Penulis menelusuri salah satu laman petisi "Hentikan Rencana Pertambangan Batuan Andesit di Desa Wadas" terungkap, luas lahan Desa Wadas yang akan dikeruk untuk penambangan andesit mencapai 145 hektare. Oleh sebagian warga melakukan penolakan rencana penambangan tersebut. Karena dikhawatirkan akan merusak 28 titik sumber mata air warga desa wanda. Kalau sumber mata air rusak maka dampkanya pada kerusakan lahan-lahan pertanian di wandas. Otomatis berakibat pada kehilangan mata pencaharian utama warga Wandas. Penambangan itu juga dikhawatirkan akan menyebabkan Desa Wadas semakin rawan longsor. Apalagi, berdasarkan Peraturan Daerah tentang Rencana Tata Ruang Wilayah Kabupaten Purworejo 2011-2031, Kecamatan Bener, termasuk di dalamnya Desa Wadas, merupakan bagian dari kawasan rawan bencana tanah longsor.

Kemudian penulis mencoba menelusuri laman berbagai organisasi NGO yang peduli lingkungan salah satunya Wahana Lingkungan Hidup Indonesia (WALHI). Dari laman resmi walhi.or.id, dijelaskan bahwa proyek tambang di Desa Wadas ini merupakan tambang quarry atau penambangan terbuka (dikeruk tanpa sisa) yang rencananya berjalan selama 30 bulan. Penambangan batu itu dilakukan dengan cara dibor, dikeruk, dan diledakkan menggunakan 5.300 ton dinamit atau 5.280.210 kilogram, hingga kedalaman 40 meter. Tambang quarry batuan andesit di Desa Wadas menargetkan 15,53 juta meter kubik material batuan andesit untuk pembangunan Bendungan Bener. Jika hal itu terjadi, menurut Walhi, bentang alam di desa tersebut akan hilang dan ekosistemnya rusak.

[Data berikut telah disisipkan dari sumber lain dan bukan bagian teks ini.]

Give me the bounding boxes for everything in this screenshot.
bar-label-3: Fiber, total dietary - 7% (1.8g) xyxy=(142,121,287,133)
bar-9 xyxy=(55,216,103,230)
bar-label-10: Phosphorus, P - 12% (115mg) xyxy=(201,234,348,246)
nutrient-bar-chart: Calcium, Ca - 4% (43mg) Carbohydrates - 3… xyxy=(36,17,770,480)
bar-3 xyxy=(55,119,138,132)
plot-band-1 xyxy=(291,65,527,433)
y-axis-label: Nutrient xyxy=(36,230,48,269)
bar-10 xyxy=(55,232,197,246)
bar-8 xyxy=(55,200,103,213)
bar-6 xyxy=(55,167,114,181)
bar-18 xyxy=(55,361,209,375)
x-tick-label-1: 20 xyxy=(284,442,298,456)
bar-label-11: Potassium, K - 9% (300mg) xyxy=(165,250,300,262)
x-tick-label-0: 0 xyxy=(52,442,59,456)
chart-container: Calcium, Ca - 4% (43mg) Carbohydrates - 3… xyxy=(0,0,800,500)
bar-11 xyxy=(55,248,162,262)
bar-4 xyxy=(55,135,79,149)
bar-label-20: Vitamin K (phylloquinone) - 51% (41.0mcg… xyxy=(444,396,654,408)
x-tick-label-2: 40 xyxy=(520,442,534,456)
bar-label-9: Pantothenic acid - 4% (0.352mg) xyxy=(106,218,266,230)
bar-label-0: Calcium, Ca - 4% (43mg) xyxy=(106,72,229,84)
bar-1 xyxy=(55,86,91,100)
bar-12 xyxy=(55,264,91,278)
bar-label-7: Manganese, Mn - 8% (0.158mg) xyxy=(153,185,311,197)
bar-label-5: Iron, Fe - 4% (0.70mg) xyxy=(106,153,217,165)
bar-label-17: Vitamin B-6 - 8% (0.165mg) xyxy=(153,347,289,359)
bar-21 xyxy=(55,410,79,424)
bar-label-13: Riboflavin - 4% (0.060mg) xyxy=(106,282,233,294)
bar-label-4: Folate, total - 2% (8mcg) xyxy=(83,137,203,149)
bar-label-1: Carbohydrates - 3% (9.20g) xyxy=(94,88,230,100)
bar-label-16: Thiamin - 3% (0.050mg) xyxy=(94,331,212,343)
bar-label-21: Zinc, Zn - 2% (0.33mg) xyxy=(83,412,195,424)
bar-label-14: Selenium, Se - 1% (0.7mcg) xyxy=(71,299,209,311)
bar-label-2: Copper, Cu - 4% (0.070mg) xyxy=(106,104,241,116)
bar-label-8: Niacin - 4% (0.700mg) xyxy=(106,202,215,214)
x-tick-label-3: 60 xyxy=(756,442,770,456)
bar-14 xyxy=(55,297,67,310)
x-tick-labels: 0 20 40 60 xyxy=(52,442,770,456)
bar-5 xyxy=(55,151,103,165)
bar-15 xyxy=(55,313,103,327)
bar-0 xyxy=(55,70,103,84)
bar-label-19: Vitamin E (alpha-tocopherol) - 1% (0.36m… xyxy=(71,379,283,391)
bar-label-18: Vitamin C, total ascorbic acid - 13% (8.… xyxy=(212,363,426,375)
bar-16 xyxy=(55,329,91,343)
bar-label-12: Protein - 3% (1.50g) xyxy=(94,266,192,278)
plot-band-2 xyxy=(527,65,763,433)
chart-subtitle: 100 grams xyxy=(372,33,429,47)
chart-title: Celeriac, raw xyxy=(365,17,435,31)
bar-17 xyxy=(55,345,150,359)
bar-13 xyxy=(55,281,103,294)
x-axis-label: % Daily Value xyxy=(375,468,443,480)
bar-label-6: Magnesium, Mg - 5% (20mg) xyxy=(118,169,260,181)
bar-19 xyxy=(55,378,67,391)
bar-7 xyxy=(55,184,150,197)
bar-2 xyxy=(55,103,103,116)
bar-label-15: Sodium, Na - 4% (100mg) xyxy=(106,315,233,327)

Bagaimana Sebenarnya Solusi Penyelesaian Konflik Agraria?

Kericuhan di Wadas ini diluar dugaan banyak pihak karena cukup lama tidak terdengar cara-cara kekerasan terhadap warga masyarakat dengan aparatdalam penanganan konflik agraria karena pemerintah memiliki formula dimana setiap penyelesaian konflik agraria difokuskan dalam program "Reformasi Agraria" yang digalakan oleh pemerintah Indonesia dibawah pemerintahan Jokowi.

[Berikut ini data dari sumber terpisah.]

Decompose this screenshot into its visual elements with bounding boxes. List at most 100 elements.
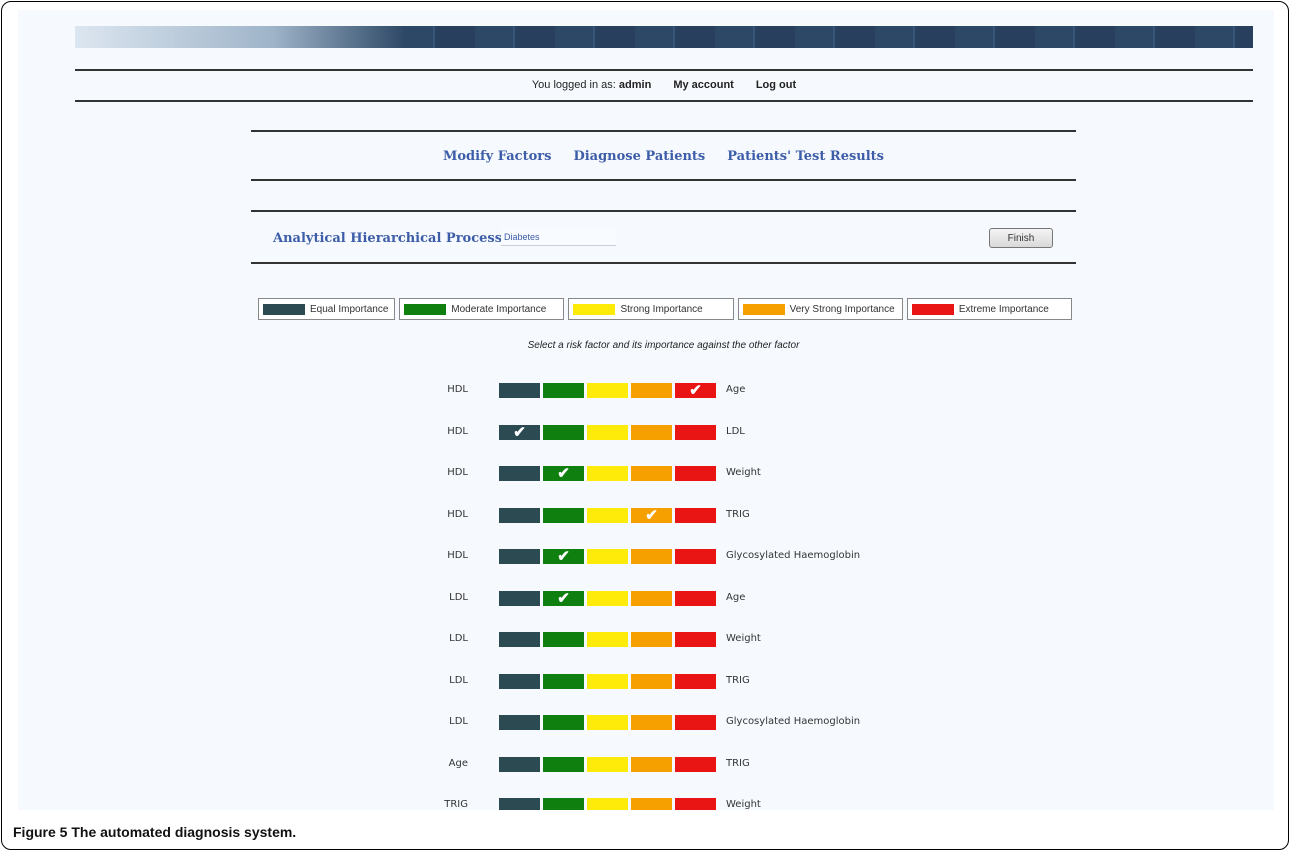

Konflik Wadas ini menunjukan masih adanya praktik aparat pemerintahan dibawah yang masih meneruskan proses-proses pemberian izin maupun kebijakan kepada perusahaan swasta atau Badan Usaha Milik Negara (BUMN), untuk terus beroperasi menjalankan proyek maupun programnya meski ada protes masyarakat setempat terkait terganggunya dampak kerusakan lingkungan yang berdampak terganggunya hak hidup masyarakat.

Poin penting dalam kasus Wadas adalah adanya keterlibatan aparat hukum Polisi gabungan aparat TNI dan Pol PP dalam penyelesaian konflik agraria dengan pendekatan kekerasan (represif) yang masih dibiarkan, didukung atau bahkan melakukan tindakan justru atas nama proyek negara atau Proyek Strategis Nasional (PSN). Kasus Wadas memperlihatkan akuntabilitas pemerintah dalam penyelesaian konflik agraria, justru menjadi pelaku dalam konflik-konflik tersebut.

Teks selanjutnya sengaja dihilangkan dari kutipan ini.